Bigger doesn’t mean smarter

In nature, bigger brains don’t necessary mean smarter creatures. Does this apply to artificial brains, too?

In What Technology Wants, Kevin Kelly argues that the relentless increase in artificial brains’ size doesn’t necessarily mean machines will become smarter or sentient.

To make his case, Kelly looks for parallels in the organic world, a recurring theme throughout the book. Consider the brain of a sperm whale. With an average of 8 kilograms, a sperm whale’s brain is at least 100,000 times bigger than an ant’s. Individual ants are far from clever, but are they 100,000 times less smart than a whale?1

Human brains average 1.4 kilograms. No offense to the whales, but we can all agree that they are not 4 times smarter than us.

Bigger doesn’t mean smarter, even when looking at brain-body mass ratio instead of mere mass. Small ants have a brain-body mass ratio of 1/7, humans 1/40 but humans are unquestionably more intelligent.

Size, clearly, is not the only factor determining intelligence2.

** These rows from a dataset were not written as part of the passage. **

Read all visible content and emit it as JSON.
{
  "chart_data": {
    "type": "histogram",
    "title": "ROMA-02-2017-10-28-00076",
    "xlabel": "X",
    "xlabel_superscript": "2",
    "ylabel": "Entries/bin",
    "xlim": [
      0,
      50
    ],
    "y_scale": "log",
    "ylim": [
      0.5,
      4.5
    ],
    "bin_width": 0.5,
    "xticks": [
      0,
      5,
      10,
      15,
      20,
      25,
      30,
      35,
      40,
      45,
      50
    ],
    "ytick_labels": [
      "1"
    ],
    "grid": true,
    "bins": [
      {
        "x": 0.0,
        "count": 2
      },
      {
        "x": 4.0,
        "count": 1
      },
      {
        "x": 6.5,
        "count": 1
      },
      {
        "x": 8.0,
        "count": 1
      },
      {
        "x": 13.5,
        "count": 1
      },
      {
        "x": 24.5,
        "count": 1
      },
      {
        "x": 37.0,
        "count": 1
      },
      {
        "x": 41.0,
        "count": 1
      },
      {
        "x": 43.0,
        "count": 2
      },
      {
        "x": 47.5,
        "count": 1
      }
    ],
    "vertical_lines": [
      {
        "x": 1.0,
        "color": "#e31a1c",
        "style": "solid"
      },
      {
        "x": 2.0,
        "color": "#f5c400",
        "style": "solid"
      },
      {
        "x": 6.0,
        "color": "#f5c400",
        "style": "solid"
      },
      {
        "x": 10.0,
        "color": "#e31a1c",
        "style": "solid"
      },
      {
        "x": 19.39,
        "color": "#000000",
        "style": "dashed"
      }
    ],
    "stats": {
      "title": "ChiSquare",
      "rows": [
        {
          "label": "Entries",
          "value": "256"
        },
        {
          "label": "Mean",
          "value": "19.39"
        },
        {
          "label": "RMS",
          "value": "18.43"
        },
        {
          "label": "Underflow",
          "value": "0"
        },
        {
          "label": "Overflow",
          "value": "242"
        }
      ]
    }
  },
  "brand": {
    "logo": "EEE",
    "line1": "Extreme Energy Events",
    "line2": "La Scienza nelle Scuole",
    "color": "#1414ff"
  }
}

What separates humans from other mammals is a combination of hardware, the brain, and software, the mind that emerges from it. The relatively bigger brain and its structure are instrumental but not the only factor in our intelligence. Our evolved creativity and ability for syntactic language play a crucial role, and there are undoubtedly other components that we haven’t discovered yet.

“The correlation between the absolute scale of the brain and smartness is not significant,” Kelly writes, and the rule might extend from organic brains to digital ones.

Modern LLMs are trained with hundreds of billions, sometimes trillions, of parameters. They can perform remarkable feats and have achieved uncanny levels of human parroting. It’s reasonable to expect they’ll get even more refined as the datasets grow. But that is not grounds for expecting them to give off a spark of Artificial General Intelligence.

LLMs can be more prolific and accurate than a person, but they are never creative in the way a human is. ChatGPT won’t stop replying to your queries because it would rather write its own poetry instead. Creativity and agency are at the core of what makes an intelligence general.

Whether instantiated on grey matter or silicon, there’s more to a mind than the number of neurons. It’s possible we’ll stumble our way into AGI by throwing more hardware at the problem. But I’d like to think that if we ever get there, it’ll be thanks to having cracked the code of our own minds.


1 – In the brief research I did for this post, I found 0.28mg as the mass of a Cataglyphis bicolor ant brain and 9 kg as the mass of some of the largest sperm whale brains. According to those numbers, the whale brain is 30,000,000 times bigger than an ant’s, adding a 300 factor to the already impressive 100,000 times difference. I chose to report Kelly’s data because his work inspired this article. Five zeros make as compelling an argument as seven.

2 – There are more refined measurements still. The encephalization quotient, EQ, is “a relative brain size measure that is defined as the ratio between observed and predicted brain mass for an animal of a given size, based on nonlinear regression on a range of reference species.” Humans fair better using this approach, but the resulting ratios against other animals don’t seem to map with everyday experience. Humans have EQ 7.6. Dogs 1.2, only six times less. Or maybe there’s something there… After all, dogs get us to house them, feed them, and take them to the park, all for free.